Final answer:
To determine which solution contains an error, each equation must be solved by eliminating denominators, simplification, and solving for x. If an error exists, it likely lies in the algebraic manipulation or simplification process.
Step-by-step explanation:
To identify which solution contains an error, we need to evaluate each one step by step.
For the first equation \(3x + 4 = \frac{2}{x+2}\), if you clear the fraction by multiplying both sides by \(x+2\), you should get \(3x(x+2) + 4(x+2) = 2\), which would lead to a quadratic equation that can be solved for x.
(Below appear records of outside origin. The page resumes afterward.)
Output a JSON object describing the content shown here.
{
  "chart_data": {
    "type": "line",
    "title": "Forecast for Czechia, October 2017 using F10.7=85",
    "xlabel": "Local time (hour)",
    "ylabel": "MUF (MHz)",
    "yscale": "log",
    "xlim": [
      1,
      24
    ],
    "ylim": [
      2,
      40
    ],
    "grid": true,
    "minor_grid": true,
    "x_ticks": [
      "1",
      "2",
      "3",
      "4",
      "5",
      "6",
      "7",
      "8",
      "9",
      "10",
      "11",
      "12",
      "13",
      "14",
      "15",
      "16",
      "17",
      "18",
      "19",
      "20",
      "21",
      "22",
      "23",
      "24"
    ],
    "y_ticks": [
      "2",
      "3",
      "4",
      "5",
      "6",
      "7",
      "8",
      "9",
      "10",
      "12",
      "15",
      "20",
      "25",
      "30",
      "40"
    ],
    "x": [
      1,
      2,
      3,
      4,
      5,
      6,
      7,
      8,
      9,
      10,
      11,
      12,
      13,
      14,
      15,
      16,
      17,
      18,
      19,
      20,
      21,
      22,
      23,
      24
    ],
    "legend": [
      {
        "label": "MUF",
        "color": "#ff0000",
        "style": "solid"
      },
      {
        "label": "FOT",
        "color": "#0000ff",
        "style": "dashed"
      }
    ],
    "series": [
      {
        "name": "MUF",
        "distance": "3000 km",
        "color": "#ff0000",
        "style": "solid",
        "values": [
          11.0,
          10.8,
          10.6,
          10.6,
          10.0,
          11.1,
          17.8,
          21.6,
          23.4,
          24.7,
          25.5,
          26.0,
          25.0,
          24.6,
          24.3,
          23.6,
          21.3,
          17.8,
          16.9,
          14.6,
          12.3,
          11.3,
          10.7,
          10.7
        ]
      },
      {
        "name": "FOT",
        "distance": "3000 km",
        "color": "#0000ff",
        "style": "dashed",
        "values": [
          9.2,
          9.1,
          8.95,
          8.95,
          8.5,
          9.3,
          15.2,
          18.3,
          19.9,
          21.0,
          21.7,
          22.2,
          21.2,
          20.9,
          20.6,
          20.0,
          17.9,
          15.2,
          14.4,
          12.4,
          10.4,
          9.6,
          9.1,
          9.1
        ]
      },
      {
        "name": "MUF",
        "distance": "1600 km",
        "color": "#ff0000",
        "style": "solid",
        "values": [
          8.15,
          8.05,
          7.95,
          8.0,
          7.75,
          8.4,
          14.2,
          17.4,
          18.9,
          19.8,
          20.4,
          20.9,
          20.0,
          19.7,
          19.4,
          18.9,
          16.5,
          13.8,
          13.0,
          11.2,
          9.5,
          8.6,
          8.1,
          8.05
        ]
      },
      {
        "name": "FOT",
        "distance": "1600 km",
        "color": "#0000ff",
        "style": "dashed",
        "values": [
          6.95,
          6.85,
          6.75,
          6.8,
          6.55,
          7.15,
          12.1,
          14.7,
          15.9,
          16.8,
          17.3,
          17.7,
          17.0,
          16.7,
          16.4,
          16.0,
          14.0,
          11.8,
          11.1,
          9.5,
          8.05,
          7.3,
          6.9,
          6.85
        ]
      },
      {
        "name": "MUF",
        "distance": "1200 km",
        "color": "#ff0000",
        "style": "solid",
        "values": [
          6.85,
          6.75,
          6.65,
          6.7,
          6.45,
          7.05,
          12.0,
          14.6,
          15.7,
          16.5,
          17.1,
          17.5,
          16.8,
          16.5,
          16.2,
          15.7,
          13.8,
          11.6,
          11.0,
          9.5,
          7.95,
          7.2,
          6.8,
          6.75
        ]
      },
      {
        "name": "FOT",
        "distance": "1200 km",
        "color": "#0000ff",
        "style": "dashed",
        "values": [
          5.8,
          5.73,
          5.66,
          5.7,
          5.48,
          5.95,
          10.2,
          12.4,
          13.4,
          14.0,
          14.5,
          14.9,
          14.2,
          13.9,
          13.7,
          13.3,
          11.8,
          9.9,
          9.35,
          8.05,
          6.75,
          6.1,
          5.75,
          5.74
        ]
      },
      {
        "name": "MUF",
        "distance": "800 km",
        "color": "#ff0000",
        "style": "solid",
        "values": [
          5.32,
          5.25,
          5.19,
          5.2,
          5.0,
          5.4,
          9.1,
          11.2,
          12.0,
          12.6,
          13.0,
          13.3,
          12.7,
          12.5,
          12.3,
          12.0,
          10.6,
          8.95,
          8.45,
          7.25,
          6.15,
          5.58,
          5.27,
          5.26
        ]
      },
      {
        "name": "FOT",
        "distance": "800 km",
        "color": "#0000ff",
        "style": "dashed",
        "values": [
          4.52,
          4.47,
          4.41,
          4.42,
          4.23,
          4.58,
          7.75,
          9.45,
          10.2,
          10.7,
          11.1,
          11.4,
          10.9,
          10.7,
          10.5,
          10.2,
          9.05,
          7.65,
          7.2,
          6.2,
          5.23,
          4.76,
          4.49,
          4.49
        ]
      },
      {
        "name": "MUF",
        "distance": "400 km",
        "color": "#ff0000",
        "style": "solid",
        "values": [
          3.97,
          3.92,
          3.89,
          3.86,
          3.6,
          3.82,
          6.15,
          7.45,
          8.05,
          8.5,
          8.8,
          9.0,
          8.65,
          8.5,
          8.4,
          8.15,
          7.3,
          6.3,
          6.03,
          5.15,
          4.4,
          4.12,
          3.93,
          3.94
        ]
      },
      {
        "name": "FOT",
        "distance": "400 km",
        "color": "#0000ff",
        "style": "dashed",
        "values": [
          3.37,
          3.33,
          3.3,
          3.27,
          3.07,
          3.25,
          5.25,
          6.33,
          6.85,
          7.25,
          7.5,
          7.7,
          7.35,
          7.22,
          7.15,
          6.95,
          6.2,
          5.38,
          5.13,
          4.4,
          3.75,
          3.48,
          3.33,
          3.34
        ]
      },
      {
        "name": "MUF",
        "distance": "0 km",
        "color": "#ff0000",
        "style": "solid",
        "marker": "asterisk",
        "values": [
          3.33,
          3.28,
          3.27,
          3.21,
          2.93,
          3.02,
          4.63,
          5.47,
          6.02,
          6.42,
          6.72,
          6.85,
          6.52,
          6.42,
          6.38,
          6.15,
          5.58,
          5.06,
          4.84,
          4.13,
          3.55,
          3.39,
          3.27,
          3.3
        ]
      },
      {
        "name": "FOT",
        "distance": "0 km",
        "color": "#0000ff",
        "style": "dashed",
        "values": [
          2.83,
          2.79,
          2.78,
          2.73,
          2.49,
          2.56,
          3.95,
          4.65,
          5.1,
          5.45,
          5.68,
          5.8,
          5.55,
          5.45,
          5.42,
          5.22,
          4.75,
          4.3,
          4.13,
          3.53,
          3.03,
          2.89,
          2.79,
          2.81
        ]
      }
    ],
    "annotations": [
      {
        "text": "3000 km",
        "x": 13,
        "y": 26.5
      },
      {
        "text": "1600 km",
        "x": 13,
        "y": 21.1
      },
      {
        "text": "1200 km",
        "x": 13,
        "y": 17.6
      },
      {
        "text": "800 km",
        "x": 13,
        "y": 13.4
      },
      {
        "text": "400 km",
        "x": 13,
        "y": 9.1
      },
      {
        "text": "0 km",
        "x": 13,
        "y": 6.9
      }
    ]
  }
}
The second equation \(\frac{8}{x-6} = \frac{3x+4}{x+2}\) can also be solved by multiplying both sides by the common denominator (\(x+2\))(\(x-6\)). Once you carry out the multiplication and simplification, you will get a quadratic equation. Check for errors in simplification or algebraic manipulation.
The third equation, \(\frac{80x+8}{(x+1)(x-6)} + \frac{1}{x+1} = \frac{2x-12}{(x+1)(x-6)}\), also involves working with common denominators and simplifying to solve for x. If there is a mistake, it may occur in the process of combining terms or simplifying the equation.
We would need do this analysis for each given equation to determine the one with an error.